Owing to the scamping of detailed work, we were led astray by the absurd theory of the American and his offer of £20 for specimens of an organ, while a whole body could be obtained for nearly as many shillings.

Possibly to such a consideration may be added the off chance that the offer of a reward of over £1,000 may stimulate the detective instinct enough to put the community fairly on the track of its enemy.

A photograph of Coroner Baxter.
Coroner Wynne Edwin Baxter

NO ACCOMPLICES

The theory that the man has accomplices is, we are afraid, too remote and improbable to produce any good results. Accomplices would only hinder a man like the Whitechapel murderer in the execution of so deadly a purpose.

CONCENTRATED ON MURDER

The success of the murderer really depends on the ability with which a single mind has been concentrated on the purpose.

Murders are generally clumsy affairs. They are committed by men who are drawn into them by circumstances, and have no time to think of a plan or suggest a means of escape.

If they are done in hot blood the chances are strong of their being detected in flagrante delicto.
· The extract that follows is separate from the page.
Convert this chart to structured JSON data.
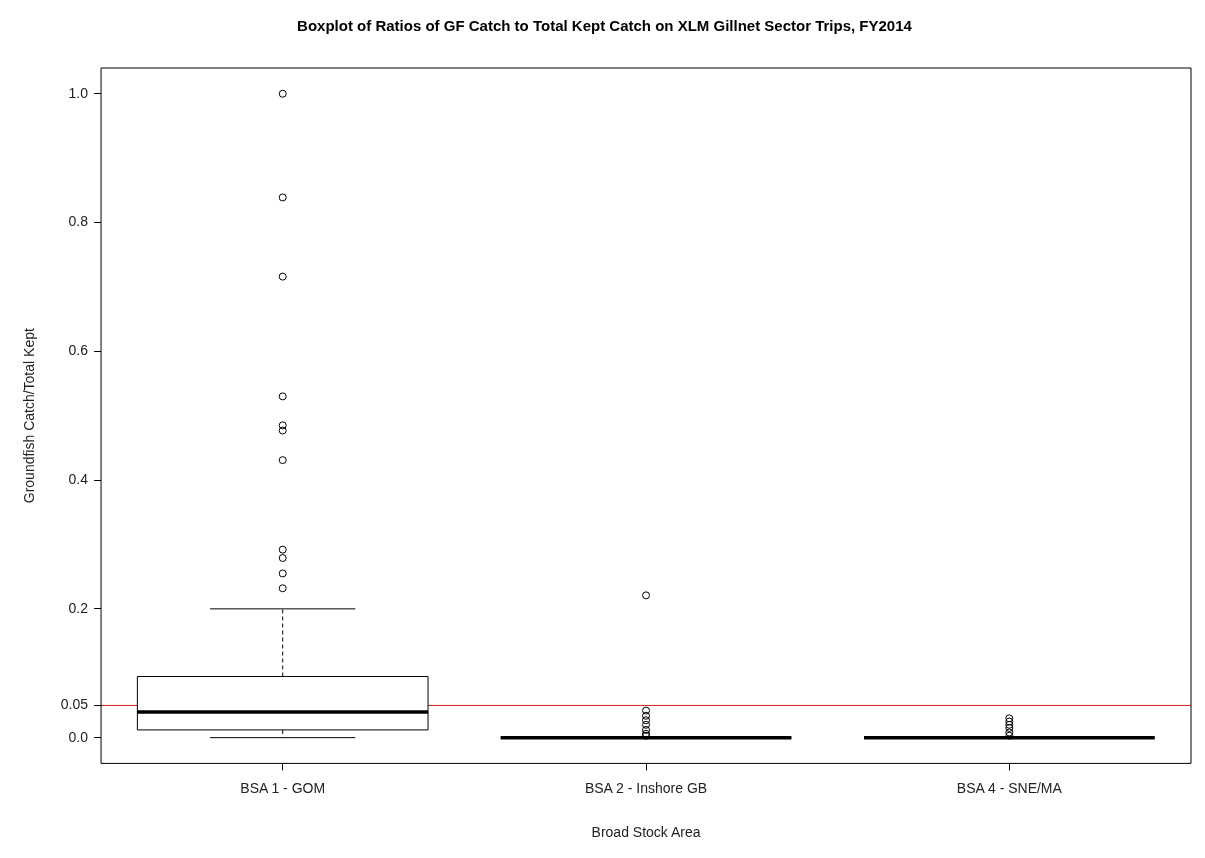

If they are committed, say, by a burglar who is suddenly interrupted, and has no choice between his liberty and homicide, they are again liable to clumsiness of method and its consequences.

NO ASCERTAINED MOTIVE

Finally, if they are committed for any known or ascertainable motive there is always a probability of fixing the crime on a suspected person.

But here there is no ascertainable motive, and therefore no suspected person – no plunder committed in haste, no folly which would give a clue to the authorities.
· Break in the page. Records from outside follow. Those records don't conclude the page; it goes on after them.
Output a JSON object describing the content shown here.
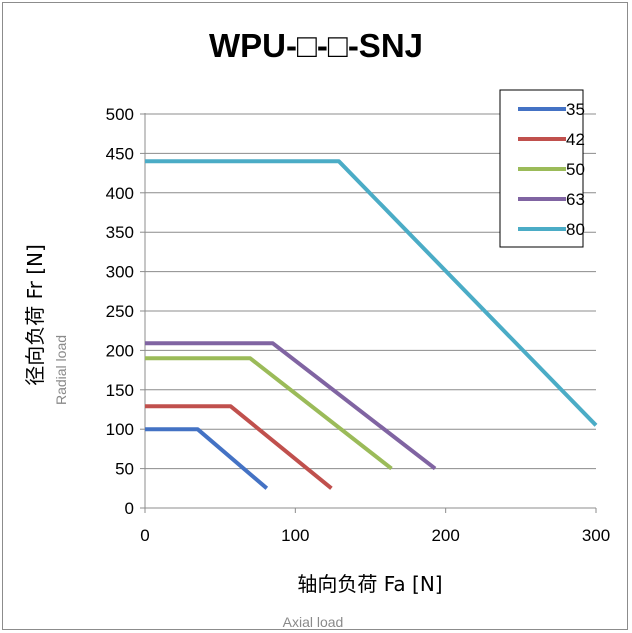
{
  "chart_data": {
    "type": "line",
    "title": "WPU-□-□-SNJ",
    "xlabel": "轴向负荷 Fa [N]",
    "xlabel_sub": "Axial load",
    "ylabel": "径向负荷 Fr [N]",
    "ylabel_sub": "Radial load",
    "xlim": [
      0,
      300
    ],
    "ylim": [
      0,
      500
    ],
    "x_ticks": [
      "0",
      "100",
      "200",
      "300"
    ],
    "y_ticks": [
      "0",
      "50",
      "100",
      "150",
      "200",
      "250",
      "300",
      "350",
      "400",
      "450",
      "500"
    ],
    "grid": "horizontal",
    "legend_position": "top-right",
    "series": [
      {
        "name": "35",
        "color": "#4472c4",
        "points": [
          [
            0,
            100
          ],
          [
            35,
            100
          ],
          [
            81,
            25
          ]
        ]
      },
      {
        "name": "42",
        "color": "#c0504d",
        "points": [
          [
            0,
            129
          ],
          [
            57,
            129
          ],
          [
            124,
            25
          ]
        ]
      },
      {
        "name": "50",
        "color": "#9bbb59",
        "points": [
          [
            0,
            190
          ],
          [
            70,
            190
          ],
          [
            164,
            50
          ]
        ]
      },
      {
        "name": "63",
        "color": "#8064a2",
        "points": [
          [
            0,
            209
          ],
          [
            85,
            209
          ],
          [
            193,
            50
          ]
        ]
      },
      {
        "name": "80",
        "color": "#4bacc6",
        "points": [
          [
            0,
            440
          ],
          [
            129,
            440
          ],
          [
            300,
            105
          ]
        ]
      }
    ]
  }
}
The murderer has deliberately selected the most defenceless class of the community, and has chosen to slaughter them under circumstances which turn his own victims into his accomplices.

A THOUGHT OUT PLAN

There is so much in this of a deeply thought out plan that we have to consider whether the murderer is a maniac in the narrow sense of the word, and is not rather a man with maniacal tendency, but with quite sufficient control of himself and of his faculties to impose upon his neighbours, and possibly to mix in respectable society unquestioned by a single soul.

He is probably able to command solitude whenever he pleases and that seems to be the only requisite for concealing his crimes.”